Re: [ESSAI] Le réel et son double, de Clément Rosset

Ravi que tu l'ai apprécié. smile

Bel Shamharoth wrote:

tout ces renvois à l'analytique kantienne et ses expressions grecques ( non traduites ) sensées tout expliquer m'ont fait me demander si la métaphysique ne se soutenait pas qu'à la tchache depuis Platon jusqu'à MBK.

C'est bien mon sentiment.
La métaphysique, la théologie et même une grande partie de la philosophie m'ont vite donné l'impression que tout cela ne reposait, somme toute, que sur une rhétorique, plus ou moins habile selon les cas, mais guère plus. Bref, les mots sont un peu comme les chiffres : on les utilise comme ça nous arrange.
Depuis ce constat, j'avais abandonné ce type de lecture.
Avec Rosset, j'ai eu la surprise de me retrouver avec un discours plus clair, moins pompeux et/ou alambiqué et "sans chichis" effectivement.

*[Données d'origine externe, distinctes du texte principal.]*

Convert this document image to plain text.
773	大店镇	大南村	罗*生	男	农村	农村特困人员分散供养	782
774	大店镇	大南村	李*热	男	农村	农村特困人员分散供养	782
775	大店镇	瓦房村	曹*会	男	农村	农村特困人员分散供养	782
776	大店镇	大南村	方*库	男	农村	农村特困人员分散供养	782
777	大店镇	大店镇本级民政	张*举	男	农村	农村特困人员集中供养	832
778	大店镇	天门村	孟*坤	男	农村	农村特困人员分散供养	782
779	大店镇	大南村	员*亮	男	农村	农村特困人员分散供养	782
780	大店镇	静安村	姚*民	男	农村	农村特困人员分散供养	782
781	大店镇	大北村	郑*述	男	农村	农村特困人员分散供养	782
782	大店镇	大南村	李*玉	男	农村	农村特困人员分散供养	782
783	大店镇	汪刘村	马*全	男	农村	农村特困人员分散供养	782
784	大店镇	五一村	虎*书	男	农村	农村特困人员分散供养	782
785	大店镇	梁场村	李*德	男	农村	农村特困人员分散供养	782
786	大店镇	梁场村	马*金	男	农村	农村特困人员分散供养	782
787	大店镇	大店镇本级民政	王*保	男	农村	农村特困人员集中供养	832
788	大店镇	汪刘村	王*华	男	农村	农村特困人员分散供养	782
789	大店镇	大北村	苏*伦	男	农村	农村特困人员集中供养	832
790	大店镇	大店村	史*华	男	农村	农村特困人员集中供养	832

Maintenant, cela ne m'empêche pas de relativiser car je n'ai pas, comme lui, la même foi au "réel indubitable". Et je ne pense pas que l'on puisse échapper à l'illusion. Elle est trop enracinée en nous, ne serais-ce que pour des raisons de survie, parfois, ou plus simplement d'affinités avec elle. Même s'il faut souvent en payer un certain prix...
Mais qu'importe : lorsqu'on lit ce genre d'ouvrage, il ne s'agit pas de prendre ce que dit un auteur comme parole d'évangile (je laisse ça à ceux qui se font dicter leurs idées et leur conduite par un Livre, sans réfléchir) mais de donner matière à réflexion.